Reputation: 222
I am working on some problem and have a doubt as below:
In the data set there is a text column with following unique values:
array(['1 bath', 'na', '1 shared bath', '1.5 baths', '1 private bath',
'2 baths', '1.5 shared baths', '3 baths', 'Half-bath',
'2 shared baths', '2.5 baths', '0 shared baths', '0 baths',
'5 baths', 'Private half-bath', 'Shared half-bath', '4.5 baths',
'5.5 baths', '2.5 shared baths', '3.5 baths', '15.5 baths',
'6 baths', '4 baths', '3 shared baths', '4 shared baths',
'3.5 shared baths', '6 shared baths', '6.5 shared baths',
'6.5 baths', '4.5 shared baths', '7.5 baths', '5.5 shared baths',
'7 baths', '8 shared baths', '5 shared baths', '8 baths',
'10 baths', '7 shared baths'], dtype=object)

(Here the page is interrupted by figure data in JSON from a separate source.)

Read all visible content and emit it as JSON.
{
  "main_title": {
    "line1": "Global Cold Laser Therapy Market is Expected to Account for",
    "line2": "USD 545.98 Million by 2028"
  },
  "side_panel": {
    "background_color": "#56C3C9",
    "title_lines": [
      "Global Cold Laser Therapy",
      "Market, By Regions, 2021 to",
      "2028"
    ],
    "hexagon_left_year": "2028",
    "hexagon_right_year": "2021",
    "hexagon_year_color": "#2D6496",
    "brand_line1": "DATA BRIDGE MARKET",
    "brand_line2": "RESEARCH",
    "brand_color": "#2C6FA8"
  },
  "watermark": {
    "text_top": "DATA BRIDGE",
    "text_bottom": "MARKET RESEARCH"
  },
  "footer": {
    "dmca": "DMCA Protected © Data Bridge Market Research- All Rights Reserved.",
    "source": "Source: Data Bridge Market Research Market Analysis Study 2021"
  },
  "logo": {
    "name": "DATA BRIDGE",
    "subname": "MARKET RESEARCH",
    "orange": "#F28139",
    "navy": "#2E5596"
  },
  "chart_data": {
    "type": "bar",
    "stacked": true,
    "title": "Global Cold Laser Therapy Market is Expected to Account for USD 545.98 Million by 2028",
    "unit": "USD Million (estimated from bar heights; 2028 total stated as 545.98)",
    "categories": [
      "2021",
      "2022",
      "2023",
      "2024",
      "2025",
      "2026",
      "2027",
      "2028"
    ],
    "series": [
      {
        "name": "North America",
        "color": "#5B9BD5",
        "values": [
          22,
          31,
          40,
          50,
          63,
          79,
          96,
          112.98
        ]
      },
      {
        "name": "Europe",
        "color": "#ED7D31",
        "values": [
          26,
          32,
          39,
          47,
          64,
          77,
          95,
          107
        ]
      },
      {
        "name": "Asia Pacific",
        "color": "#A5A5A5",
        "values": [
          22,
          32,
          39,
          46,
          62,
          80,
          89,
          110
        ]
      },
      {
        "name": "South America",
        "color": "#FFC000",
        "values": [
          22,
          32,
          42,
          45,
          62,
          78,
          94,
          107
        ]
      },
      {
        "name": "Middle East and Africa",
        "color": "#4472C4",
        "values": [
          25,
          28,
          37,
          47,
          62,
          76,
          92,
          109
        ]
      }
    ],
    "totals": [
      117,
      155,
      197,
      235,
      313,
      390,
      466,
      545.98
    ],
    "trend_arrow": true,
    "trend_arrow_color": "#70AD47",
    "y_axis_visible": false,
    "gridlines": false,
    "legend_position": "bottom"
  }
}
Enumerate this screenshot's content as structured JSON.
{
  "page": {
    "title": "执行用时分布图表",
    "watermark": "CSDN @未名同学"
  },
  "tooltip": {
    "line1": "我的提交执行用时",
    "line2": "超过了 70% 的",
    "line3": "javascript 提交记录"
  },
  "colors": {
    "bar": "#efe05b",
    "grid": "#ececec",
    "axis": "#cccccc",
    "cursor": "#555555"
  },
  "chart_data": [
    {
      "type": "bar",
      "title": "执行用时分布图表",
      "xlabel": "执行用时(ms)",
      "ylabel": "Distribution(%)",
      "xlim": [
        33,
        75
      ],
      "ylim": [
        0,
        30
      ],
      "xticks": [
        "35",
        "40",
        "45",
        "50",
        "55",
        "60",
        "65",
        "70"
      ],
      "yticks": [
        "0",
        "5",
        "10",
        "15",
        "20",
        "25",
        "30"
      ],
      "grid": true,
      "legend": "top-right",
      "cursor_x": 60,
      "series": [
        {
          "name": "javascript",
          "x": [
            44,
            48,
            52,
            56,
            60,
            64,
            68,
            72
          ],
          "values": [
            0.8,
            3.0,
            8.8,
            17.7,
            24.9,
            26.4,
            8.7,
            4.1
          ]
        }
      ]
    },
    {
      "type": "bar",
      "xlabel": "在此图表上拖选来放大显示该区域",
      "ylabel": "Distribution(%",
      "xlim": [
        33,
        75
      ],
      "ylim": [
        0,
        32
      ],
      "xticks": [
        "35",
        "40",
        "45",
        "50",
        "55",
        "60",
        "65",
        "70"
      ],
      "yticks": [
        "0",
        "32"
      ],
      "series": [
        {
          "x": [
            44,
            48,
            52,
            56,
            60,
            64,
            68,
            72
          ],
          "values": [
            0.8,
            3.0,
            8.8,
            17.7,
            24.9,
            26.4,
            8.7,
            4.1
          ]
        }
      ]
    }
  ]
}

If I use Count Vectorize to convert them to one hot encoding,
vectorizer = CountVectorizer()
vectorizer.fit(X_train[colname].values)
I am getting the below error:
AttributeError: 'float' object has no attribute 'lower'
Please let me know the cause of the error.
Instead of that Can I use :
pd.Categorical(_DF_LISTING_EDA.bathrooms_text).codes
What is the difference between One hot encoding and pd.categorical.code?
Thanks Amit Modi
Upvotes: 2
Views: 436
Reputation: 2086
if you want One hot encoding using pandas you can do :
pandas.get_dummies(X_train[colname])[0]
Upvotes: 1